Pôle Emploi le soulignait récemment, 85% des métiers de 2030 n’existent pas encore. Un chiffre qui, forcément, interpelle. Mais c’est un fait… Dans sa vie professionnelle, l’enfant d’aujourd’hui, devenu adulte, aura recours au quotidien à des outils de réalité virtuelle augmentée, à des vidéos holographiques ou à des représentations 3D, qu’il travaille dans une usine ou dans un bureau. A l’autre bout de la chaîne générationnelle, les seniors seront plus que jamais des utilisateurs réguliers de services digitaux pour se soigner, accomplir leurs démarches administratives, et communiquer – un mouvement largement accéléré par la crise sanitaire que nous connaissons depuis bientôt deux ans.

 Cette perspective nourrit pourtant des réflexes frileux.

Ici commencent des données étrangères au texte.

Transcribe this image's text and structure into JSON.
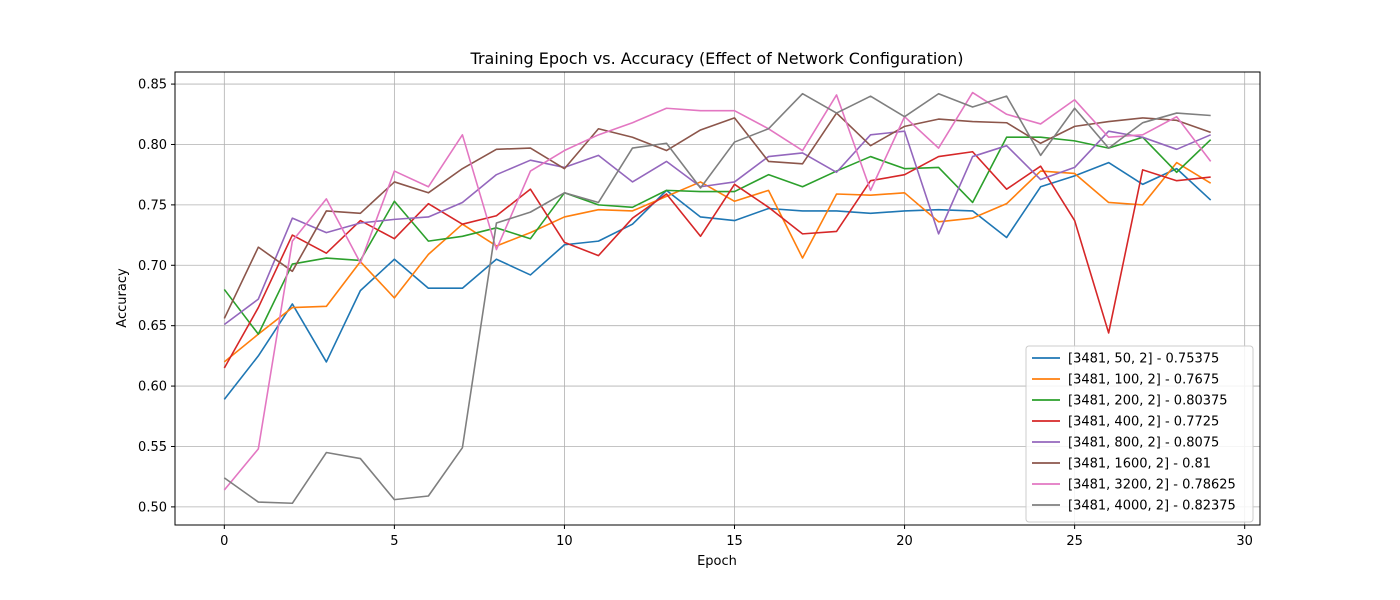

Ainsi, les pourfendeurs du numérique répètent à l’envi que son développement conduit inexorablement à la destruction massive d’emplois. L’histoire nous invite pourtant à prolonger le raisonnement. Au milieu du XIXe siècle en France, un actif sur deux travaillait dans l’agriculture. Aujourd’hui, les agriculteurs ne représentent plus que 3% de la population active, ce qui n’empêche pas l’agriculture française d’être l’une des plus performantes au monde. La révolution industrielle est passée par là, ouvrant la voie à une mutation profonde de notre vie économique. Certes, des activités ont disparu, mais l’intelligence humaine a fait émerger de nouvelles techniques, de nouveaux modèles, de nouvelles attentes et par conséquent, de nouveaux débouchés.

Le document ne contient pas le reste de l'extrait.